Statistically significant lower risk is seen for mortality, hospitalization, recovery, cases, and viral clearance. 15 studies from 13 independent teams (all from the same country) show statistically significant improvements.
Meta analysis using the most serious outcome reported shows 48% [26‑63%] lower risk. Results are similar for Randomized Controlled Trials, higher quality studies, and peer-reviewed studies. Results are consistent with early treatment being more effective than late treatment.
Results are robust — in exclusion sensitivity analysis 9 of 20 studies must be excluded to avoid finding statistically significant efficacy in pooled analysis.

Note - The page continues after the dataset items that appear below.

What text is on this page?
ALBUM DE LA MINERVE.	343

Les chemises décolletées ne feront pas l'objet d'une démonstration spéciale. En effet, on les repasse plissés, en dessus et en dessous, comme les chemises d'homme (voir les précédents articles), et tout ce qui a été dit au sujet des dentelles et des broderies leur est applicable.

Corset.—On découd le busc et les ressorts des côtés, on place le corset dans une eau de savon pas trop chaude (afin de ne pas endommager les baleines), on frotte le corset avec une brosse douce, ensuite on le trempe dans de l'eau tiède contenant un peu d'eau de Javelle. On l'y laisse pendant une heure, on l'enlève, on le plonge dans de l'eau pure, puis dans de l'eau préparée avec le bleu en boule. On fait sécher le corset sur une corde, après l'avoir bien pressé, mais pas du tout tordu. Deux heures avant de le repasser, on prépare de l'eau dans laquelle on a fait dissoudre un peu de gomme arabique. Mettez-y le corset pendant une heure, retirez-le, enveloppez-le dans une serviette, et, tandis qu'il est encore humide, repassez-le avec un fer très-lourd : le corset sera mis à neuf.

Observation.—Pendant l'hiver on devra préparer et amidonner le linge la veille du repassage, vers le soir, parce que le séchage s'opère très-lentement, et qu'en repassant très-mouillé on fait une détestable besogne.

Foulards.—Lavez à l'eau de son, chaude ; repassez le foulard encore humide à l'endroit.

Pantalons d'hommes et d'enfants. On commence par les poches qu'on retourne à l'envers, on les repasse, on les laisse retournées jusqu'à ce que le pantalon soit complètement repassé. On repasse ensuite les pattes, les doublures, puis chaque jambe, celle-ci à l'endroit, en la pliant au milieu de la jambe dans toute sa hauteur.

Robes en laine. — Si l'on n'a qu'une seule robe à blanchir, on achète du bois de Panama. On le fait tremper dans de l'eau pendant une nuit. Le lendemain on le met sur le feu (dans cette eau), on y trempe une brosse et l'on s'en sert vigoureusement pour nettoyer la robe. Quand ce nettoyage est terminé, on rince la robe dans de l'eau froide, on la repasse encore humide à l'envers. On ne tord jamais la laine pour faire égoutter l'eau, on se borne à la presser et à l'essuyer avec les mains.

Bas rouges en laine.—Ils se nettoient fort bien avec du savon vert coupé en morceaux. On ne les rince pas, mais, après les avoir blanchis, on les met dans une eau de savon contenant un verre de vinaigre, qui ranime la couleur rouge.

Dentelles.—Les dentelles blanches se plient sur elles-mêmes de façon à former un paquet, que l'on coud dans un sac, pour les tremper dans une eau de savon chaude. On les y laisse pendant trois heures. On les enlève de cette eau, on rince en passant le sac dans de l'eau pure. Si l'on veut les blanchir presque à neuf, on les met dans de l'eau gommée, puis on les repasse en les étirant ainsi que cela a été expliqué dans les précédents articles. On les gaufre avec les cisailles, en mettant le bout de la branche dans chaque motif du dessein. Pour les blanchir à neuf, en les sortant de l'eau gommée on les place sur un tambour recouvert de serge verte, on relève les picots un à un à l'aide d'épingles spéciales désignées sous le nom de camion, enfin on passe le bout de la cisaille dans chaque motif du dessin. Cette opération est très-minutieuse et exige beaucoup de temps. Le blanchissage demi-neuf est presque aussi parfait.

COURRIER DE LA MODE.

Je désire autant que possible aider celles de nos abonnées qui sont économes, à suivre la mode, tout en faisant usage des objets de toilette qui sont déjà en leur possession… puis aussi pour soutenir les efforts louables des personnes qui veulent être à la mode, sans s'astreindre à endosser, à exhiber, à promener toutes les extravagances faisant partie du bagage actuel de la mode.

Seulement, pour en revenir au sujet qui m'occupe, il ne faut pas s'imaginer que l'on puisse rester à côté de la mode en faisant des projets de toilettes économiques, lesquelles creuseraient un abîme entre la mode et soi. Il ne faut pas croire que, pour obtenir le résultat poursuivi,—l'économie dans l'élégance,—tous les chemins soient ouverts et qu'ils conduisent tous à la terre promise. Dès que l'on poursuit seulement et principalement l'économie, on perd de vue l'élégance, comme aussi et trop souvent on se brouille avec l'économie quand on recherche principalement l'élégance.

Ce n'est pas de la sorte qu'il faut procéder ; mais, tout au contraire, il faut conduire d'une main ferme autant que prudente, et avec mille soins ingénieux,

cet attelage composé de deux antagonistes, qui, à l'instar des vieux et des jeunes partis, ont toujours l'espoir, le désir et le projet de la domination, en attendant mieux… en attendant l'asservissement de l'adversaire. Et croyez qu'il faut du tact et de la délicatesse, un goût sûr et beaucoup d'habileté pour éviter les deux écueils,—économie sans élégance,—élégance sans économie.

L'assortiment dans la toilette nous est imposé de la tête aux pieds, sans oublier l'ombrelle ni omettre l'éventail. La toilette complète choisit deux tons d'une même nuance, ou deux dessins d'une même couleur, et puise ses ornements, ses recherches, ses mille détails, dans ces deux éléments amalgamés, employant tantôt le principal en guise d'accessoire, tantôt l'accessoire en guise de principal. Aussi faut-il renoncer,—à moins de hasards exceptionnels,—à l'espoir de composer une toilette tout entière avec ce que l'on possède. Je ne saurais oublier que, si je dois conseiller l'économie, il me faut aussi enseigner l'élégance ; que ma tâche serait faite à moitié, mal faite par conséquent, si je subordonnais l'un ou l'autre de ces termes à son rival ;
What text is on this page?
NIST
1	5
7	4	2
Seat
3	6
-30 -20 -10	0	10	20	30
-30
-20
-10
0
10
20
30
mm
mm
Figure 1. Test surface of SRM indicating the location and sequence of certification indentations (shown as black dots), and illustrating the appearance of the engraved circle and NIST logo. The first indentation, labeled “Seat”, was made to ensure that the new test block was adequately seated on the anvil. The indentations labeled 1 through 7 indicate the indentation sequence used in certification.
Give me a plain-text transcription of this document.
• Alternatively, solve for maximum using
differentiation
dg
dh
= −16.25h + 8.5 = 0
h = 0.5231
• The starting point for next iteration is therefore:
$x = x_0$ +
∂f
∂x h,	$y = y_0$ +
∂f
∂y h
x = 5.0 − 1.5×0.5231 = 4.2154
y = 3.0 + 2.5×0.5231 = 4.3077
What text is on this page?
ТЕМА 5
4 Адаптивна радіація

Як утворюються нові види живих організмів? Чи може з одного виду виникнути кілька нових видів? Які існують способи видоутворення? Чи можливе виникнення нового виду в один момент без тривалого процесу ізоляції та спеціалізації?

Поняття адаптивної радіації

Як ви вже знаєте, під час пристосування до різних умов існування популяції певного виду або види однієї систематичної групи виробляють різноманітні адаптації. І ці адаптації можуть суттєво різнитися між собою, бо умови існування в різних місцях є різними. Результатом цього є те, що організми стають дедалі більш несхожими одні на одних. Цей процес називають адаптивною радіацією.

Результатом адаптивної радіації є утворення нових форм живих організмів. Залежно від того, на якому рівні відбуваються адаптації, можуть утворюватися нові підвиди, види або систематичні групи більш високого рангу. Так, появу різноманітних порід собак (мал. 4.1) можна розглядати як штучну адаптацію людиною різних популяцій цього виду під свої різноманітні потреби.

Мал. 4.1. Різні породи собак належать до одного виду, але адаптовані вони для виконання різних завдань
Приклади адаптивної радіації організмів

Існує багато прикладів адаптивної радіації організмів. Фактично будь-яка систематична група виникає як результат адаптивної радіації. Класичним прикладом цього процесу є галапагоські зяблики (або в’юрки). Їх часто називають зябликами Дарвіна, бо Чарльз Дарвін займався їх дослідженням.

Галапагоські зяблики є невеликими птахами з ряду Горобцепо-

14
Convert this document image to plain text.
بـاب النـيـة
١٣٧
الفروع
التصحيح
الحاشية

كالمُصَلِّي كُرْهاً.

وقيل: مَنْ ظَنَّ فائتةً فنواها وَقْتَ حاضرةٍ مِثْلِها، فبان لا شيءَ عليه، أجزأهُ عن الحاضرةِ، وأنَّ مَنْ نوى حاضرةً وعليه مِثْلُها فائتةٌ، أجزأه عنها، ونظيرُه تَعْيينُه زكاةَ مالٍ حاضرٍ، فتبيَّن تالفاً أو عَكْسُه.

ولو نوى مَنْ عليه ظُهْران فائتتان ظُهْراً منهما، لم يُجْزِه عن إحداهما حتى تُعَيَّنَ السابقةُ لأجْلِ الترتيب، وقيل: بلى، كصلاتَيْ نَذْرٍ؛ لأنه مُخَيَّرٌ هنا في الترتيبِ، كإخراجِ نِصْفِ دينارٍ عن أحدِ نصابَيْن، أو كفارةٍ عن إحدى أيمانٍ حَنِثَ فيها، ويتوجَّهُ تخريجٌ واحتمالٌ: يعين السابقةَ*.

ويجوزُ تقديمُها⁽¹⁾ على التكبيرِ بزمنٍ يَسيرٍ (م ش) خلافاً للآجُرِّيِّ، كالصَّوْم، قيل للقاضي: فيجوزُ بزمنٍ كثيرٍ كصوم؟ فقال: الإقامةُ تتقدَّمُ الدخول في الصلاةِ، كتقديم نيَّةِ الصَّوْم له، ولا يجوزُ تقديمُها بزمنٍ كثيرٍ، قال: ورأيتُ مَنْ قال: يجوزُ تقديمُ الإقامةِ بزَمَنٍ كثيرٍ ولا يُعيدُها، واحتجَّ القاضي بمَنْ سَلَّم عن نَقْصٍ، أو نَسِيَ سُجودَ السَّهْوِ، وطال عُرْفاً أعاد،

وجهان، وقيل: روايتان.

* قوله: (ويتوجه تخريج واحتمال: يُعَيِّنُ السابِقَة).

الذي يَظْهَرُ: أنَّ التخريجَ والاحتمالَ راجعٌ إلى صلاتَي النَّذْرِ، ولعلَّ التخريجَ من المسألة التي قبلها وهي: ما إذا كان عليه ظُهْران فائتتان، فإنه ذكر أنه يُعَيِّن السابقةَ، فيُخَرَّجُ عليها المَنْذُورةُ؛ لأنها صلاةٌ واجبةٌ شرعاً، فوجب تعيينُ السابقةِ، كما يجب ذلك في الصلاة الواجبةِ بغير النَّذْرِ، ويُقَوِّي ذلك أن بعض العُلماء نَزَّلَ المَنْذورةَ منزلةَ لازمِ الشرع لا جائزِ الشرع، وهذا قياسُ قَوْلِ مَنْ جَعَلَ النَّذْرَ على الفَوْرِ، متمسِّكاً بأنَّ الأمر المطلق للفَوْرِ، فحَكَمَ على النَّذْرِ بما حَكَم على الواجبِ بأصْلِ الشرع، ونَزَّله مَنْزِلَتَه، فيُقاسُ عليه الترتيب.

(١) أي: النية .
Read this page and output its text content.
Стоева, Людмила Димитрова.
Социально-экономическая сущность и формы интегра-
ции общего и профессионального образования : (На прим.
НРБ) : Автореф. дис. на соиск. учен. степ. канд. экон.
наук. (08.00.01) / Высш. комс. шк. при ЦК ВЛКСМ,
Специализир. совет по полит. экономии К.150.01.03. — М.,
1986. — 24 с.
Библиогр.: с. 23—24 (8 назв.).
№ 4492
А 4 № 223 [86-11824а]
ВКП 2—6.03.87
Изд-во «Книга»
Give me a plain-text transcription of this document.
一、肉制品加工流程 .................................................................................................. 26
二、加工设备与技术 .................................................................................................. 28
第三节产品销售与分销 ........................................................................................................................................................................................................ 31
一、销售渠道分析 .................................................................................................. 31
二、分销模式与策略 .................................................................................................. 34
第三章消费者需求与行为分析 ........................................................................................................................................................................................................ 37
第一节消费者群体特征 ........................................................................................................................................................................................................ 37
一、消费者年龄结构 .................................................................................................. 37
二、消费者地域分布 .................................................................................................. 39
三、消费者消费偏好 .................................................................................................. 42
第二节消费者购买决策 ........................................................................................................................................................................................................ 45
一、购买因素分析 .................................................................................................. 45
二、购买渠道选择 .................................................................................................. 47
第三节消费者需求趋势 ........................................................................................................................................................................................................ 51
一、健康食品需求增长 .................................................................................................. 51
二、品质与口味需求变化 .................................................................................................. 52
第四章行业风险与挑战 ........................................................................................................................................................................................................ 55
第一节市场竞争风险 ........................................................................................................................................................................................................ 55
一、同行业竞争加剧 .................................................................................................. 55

Efficacy is highly variant dependent. In Vitro studies suggest a lack of efficacy for omicron Haars, Liu, Pochtovyi, Sheward, VanBlargan. mAb use may create new variants that spread globally Focosi, Leducq, and may be associated with prolonged viral loads, clinical deterioration, and immune escape Choudhary, Günther, Leducq.
Prescription treatments have been preferentially used by patients at lower risk Wilcock. Retrospective studies may overestimate efficacy, for example patients with greater knowledge of effective treatments may be more likely to access prescription treatments but result in confounding because they are also more likely to use known beneficial non-prescription treatments.
No treatment or intervention is 100% effective. All practical, effective, and safe means should be used based on risk/benefit analysis. Multiple treatments are typically used in combination, and other treatments may be more effective.
All data to reproduce this paper and sources are in the appendix.
Covid Analysis et al., Apr 2024, preprint, 1 author.